68
Handelspanden in de stadscentra zullen gegeerd blijven
Initiatieven om het verkeer in stadscentra aan banden te leggen – denk aan het befaamde circulatieplan in Gent –, parkeerproblemen, dure parkeerplaatsen en vooral de niet te stuiten opmars van e-commerce, die ervoor zorgt dat mensen zonder de minste problemen alles vanuit hun luie zetel kunnen aanschaffen, zijn stuk voor stuk factoren die ook impact hebben op het handelsvastgoed. Samen met Carla Vandorpe( Centeroffice), Geert Berlamont( Turner / Dewaele) en Luc De Vleminck( Agence Vanbeckevoort) maakt Logic Immo een stand van zaken op.
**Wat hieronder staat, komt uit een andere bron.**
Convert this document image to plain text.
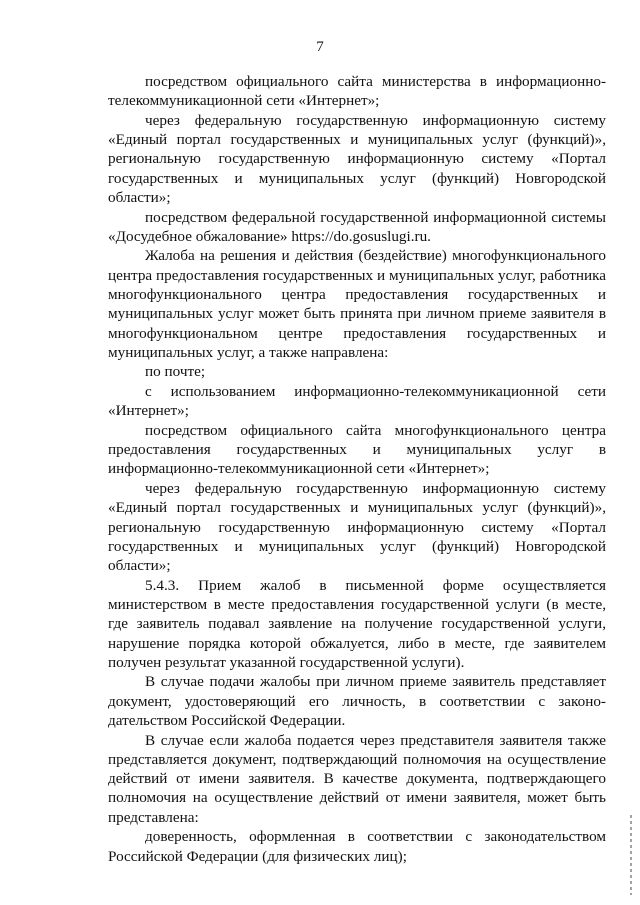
7

посредством официального сайта министерства в информационно-телекоммуникационной сети «Интернет»;

через федеральную государственную информационную систему «Единый портал государственных и муниципальных услуг (функций)», региональную государственную информационную систему «Портал государственных и муниципальных услуг (функций) Новгородской области»;

посредством федеральной государственной информационной системы «Досудебное обжалование» https://do.gosuslugi.ru.

Жалоба на решения и действия (бездействие) многофункционального центра предоставления государственных и муниципальных услуг, работника многофункционального центра предоставления государственных и муниципальных услуг может быть принята при личном приеме заявителя в многофункциональном центре предоставления государственных и муниципальных услуг, а также направлена:

по почте;

с использованием информационно-телекоммуникационной сети «Интернет»;

посредством официального сайта многофункционального центра предоставления государственных и муниципальных услуг в информационно-телекоммуникационной сети «Интернет»;

через федеральную государственную информационную систему «Единый портал государственных и муниципальных услуг (функций)», региональную государственную информационную систему «Портал государственных и муниципальных услуг (функций) Новгородской области»;

5.4.3. Прием жалоб в письменной форме осуществляется министерством в месте предоставления государственной услуги (в месте, где заявитель подавал заявление на получение государственной услуги, нарушение порядка которой обжалуется, либо в месте, где заявителем получен результат указанной государственной услуги).

В случае подачи жалобы при личном приеме заявитель представляет документ, удостоверяющий его личность, в соответствии с законо-дательством Российской Федерации.

В случае если жалоба подается через представителя заявителя также представляется документ, подтверждающий полномочия на осуществление действий от имени заявителя. В качестве документа, подтверждающего полномочия на осуществление действий от имени заявителя, может быть представлена:

доверенность, оформленная в соответствии с законодательством Российской Федерации (для физических лиц);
Carla Vandorpe Geert Berlamont
Luc De Vleminck
Stijging van de winkelleegstand …
Volgens cijfers van Locatus, een gespecialiseerd bureau dat informatie verzamelt over winkels, winkelgebieden en winkelpassanten is de winkelleegstand in ons land vorig jaar licht gestegen tot 9,6 %. Van de zowat 210.000 winkelpanden in België zouden er om en bij de 20.000 leeg staan. De leegstand zou in Vlaanderen iets beperkter zijn dan in Wallonië. Onder meer damesmodewinkels, kapperszaken en krantenwinkels zouden de jongste jaren forse klappen hebben gekregen. Ondanks die gesloten winkelpanden is de winkeloppervlakte in 2016 wel met meer dan 100.000 m ² toegenomen. Ook in 2015 was er al voor 150.000 m ² nieuwe winkelruimte geopend. De afgelopen tien jaar is er in België zelfs maar liefst 3 miljoen vierkante meter aan extra winkeloppervlakte bij gekomen. Met andere woorden: cijfers over winkelleegstand zeggen niet alles. Er blijft trouwens sprake van een stevige dynamiek op de markt van het handelsvastgoed.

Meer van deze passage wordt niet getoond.